La stratégie nationale de lutte contre le paludisme vise l’élimination de la maladie d’ici 2030. Elle combine la Chimio-prévention saisonnière (CPS), la vaccination à grande échelle, la prise en charge communautaire et la distribution de moustiquaires imprégnées à longue durée d’action. Ainsi, le ministre de la Santé, Robert Lucien Jean-Claude Kargougou, accompagné de partenaires techniques et financiers, a effectué une sortie sur le terrain pour apprécier le déroulement de la deuxième phase de la campagne de chimio-prévention du paludisme saisonnier 2026, vendredi 21 août 2026, à Saponé.
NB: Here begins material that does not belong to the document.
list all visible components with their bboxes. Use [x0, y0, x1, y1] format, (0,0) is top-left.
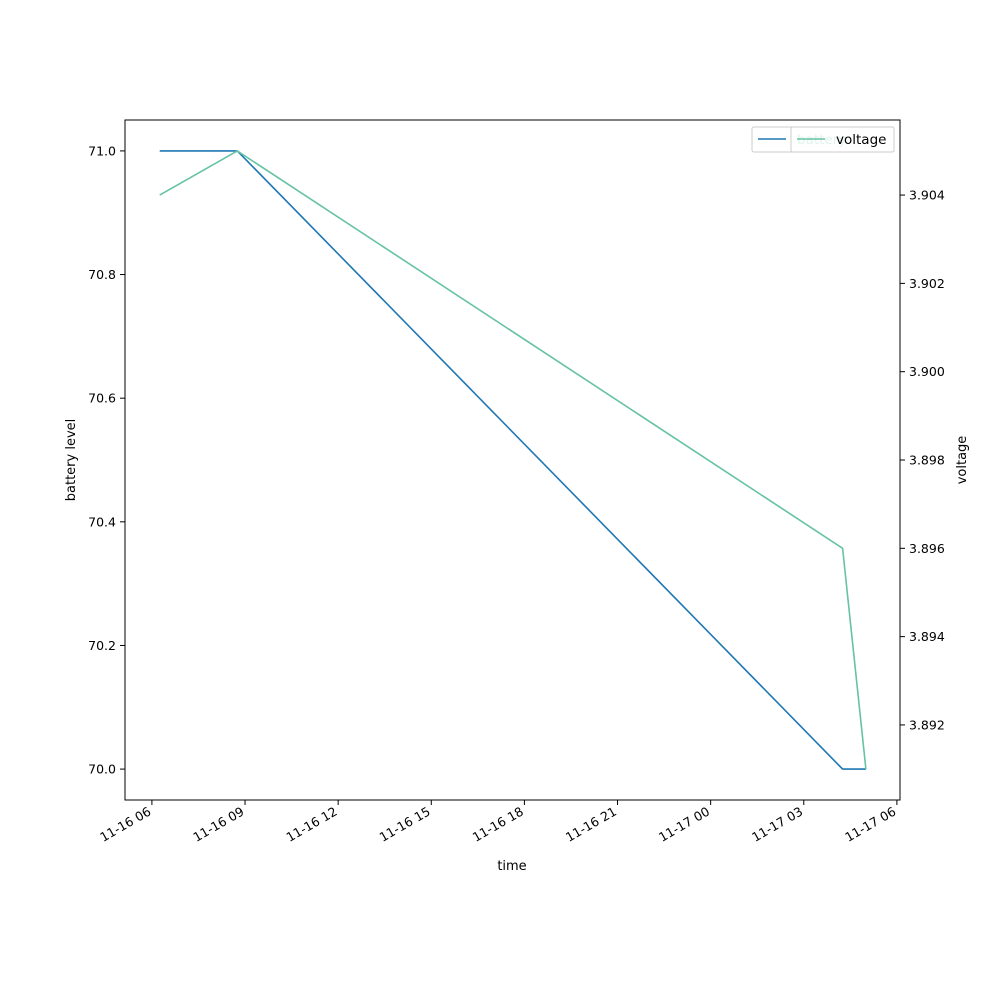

Dans ce district sanitaire, le premier responsable du département en charge de la santé s’est imprégné de la qualité du travail abattu au profit de la population. Maillon important pour la réussite de la campagne, les Agents de santé à base communautaire (ASBC) ont reçu les encouragements du ministre de la Santé. Robert Lucien Jean-Claude Kargougou a rappelé que la priorité absolue, au cours de la deuxième phase de la campagne nationale
de chimio-prévention du paludisme saisonnier, est de faire en sorte qu’aucun enfant éligible ne soit mis de côté dans le cadre de la prévention contre le paludisme.
« Nous avons vu des ASBC qui sont mobilisés, qui ont très bien intégré ce qu’il faut passer comme message aux populations et comment il faut administrer les médicaments aux enfants. Et cela est extrêmement important », a-t-il apprécié.
Détruire les gîtes larvaires
Et de préciser que sur toute l’étendue du territoire, la campagne en cours concerne un peu plus de 5 millions d’enfants, dont autour de 4,8 millions d’enfants de 3 mois à 59 mois et un peu plus de 300 000 enfants de 5 ans à 9 ans. Le ministre de la Santé a souligné qu’au-delà de l’administration de ces médicaments, dans le cadre de la CPS+, il est aussi recommandé la destruction des gîtes larvaires.
« Le camarade président du Faso, lors de ses prises de parole à l’occasion de la fête nationale et de la fête de fin d’année, avait insisté que les Burkinabè travaillent à assainir leur cadre de vie, à détruire les gîtes larvaires », a-t-il rappelé. Quant au médecin-chef de district sanitaire de Saponé, Dr Liliane Bambara, elle a salué les efforts qui ont permis de baisser le taux du paludisme ces trois dernières années. « En 2023, on avait 63 000 cas de paludisme. En 2024, on a eu une baisse d’environ 7,2 % des cas. De 2023 à 2025, environ une baisse de 29 % », a-t-elle détaillé.